EU-Backed Block on Vaccine Shipment Won’t Affect Australia’s Rollout: Minister
A nurse holds a box containing viles of the AstraZeneca adenovirus vector vaccine. Sean Gallup/Getty Images
Epoch Times Sydney Staff
Updated:
Australian Home Affairs Minister Peter Dutton has said that Italy’s and the European Union’s (EU) block on a shipment of 250,000 AstraZeneca doses of the CCP virus vaccine will not affect the country’s immunisation rollout.

Worried about suffering from a shortage of the vaccine supply, the Italian government stopped the shipment to Australia, noting that the country did not have a high prevalence of the virus, with lower infection and death rates than others.

The EU backed Italy’s decision.

The ban comes as the first doses of the AstraZeneca vaccine were administered on March 5.

“This 250,000-dose issue is not going to affect the rollout,” Dutton told the Nine Network.

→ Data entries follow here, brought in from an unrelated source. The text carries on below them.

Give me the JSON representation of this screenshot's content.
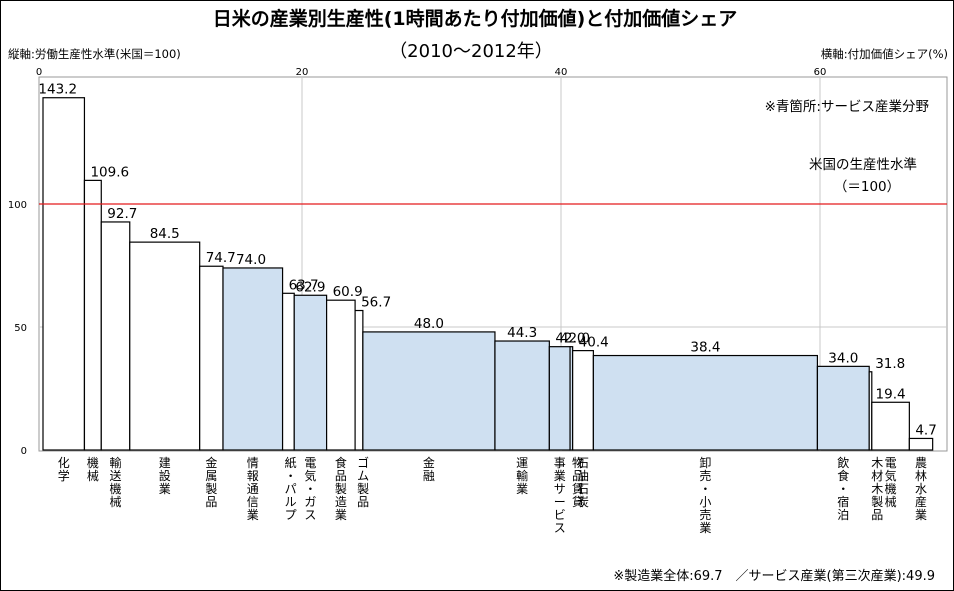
{
  "chart_data": {
    "type": "bar",
    "title": "日米の産業別生産性(1時間あたり付加価値)と付加価値シェア",
    "subtitle": "（2010～2012年）",
    "ylabel": "縦軸:労働生産性水準(米国＝100)",
    "xlabel": "横軸:付加価値シェア(%)",
    "xlim": [
      0,
      69
    ],
    "ylim": [
      0,
      145
    ],
    "x_ticks": [
      "0",
      "20",
      "40",
      "60"
    ],
    "y_ticks": [
      "0",
      "50",
      "100"
    ],
    "grid": true,
    "reference": {
      "value": 100,
      "label_line1": "米国の生産性水準",
      "label_line2": "（＝100）",
      "color": "#e41a1c"
    },
    "note_service": "※青箇所:サービス産業分野",
    "footer": "※製造業全体:69.7　／サービス産業(第三次産業):49.9",
    "colors": {
      "manufacturing": "#ffffff",
      "service": "#cfe0f1",
      "edge": "#000000"
    },
    "series": [
      {
        "label": "化学",
        "share": 3.2,
        "value": 143.2,
        "service": false
      },
      {
        "label": "機械",
        "share": 1.3,
        "value": 109.6,
        "service": false
      },
      {
        "label": "輸送機械",
        "share": 2.2,
        "value": 92.7,
        "service": false
      },
      {
        "label": "建設業",
        "share": 5.4,
        "value": 84.5,
        "service": false
      },
      {
        "label": "金属製品",
        "share": 1.8,
        "value": 74.7,
        "service": false
      },
      {
        "label": "情報通信業",
        "share": 4.6,
        "value": 74.0,
        "service": true
      },
      {
        "label": "紙・パルプ",
        "share": 0.9,
        "value": 63.7,
        "service": false
      },
      {
        "label": "電気・ガス",
        "share": 2.5,
        "value": 62.9,
        "service": true
      },
      {
        "label": "食品製造業",
        "share": 2.2,
        "value": 60.9,
        "service": false
      },
      {
        "label": "ゴム製品",
        "share": 0.6,
        "value": 56.7,
        "service": false
      },
      {
        "label": "金融",
        "share": 10.2,
        "value": 48.0,
        "service": true
      },
      {
        "label": "運輸業",
        "share": 4.2,
        "value": 44.3,
        "service": true
      },
      {
        "label": "事業サービス",
        "share": 1.6,
        "value": 42.0,
        "service": true
      },
      {
        "label": "物品賃貸",
        "share": 0.2,
        "value": 42.0,
        "service": true
      },
      {
        "label": "石油石炭",
        "share": 1.6,
        "value": 40.4,
        "service": false
      },
      {
        "label": "卸売・小売業",
        "share": 17.3,
        "value": 38.4,
        "service": true
      },
      {
        "label": "飲食・宿泊",
        "share": 4.0,
        "value": 34.0,
        "service": true
      },
      {
        "label": "木材木製品",
        "share": 0.2,
        "value": 31.8,
        "service": false
      },
      {
        "label": "電気機械",
        "share": 2.9,
        "value": 19.4,
        "service": false
      },
      {
        "label": "農林水産業",
        "share": 1.8,
        "value": 4.7,
        "service": false
      }
    ]
  }
}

The Australian reported that Dutton urged Australians in the category 1A and 1B phase to get their vaccinations early.  “Make sure you engage with your doctor and have this safe vaccine,” he said.

Frontline workers at Murray Bridge Hospital in Adelaide in the state of South Australia were the first to get the AstraZeneca jab, where 1,000 doses were administered on March 4.

South Australia Premier Steven Marshall said the state is “ready to start the rollout.”

“This is an historic day for Australia with the first administration of the AstraZeneca vaccine,” Marshall told reporters on March 5.

“We know that this is a very important program for our nation and we are super pleased in South Australia to be the first place in the nation,” he said. “We are doing everything we can to make sure it’s going to be a very, very successful vaccination program for our state.”

Vaccines will be a key topic for Prime Minister Scott Morrison and state and territory leaders at the national cabinet meeting on March 5, along with international arrival caps and ways to tackle the new strains of the CCP (Chinese Communist Party) virus, commonly known as the novel coronavirus.
The export block is believed to be the first time the EU stopped a vaccine shipment to a non-EU country after the tightening of vaccine export rules in January.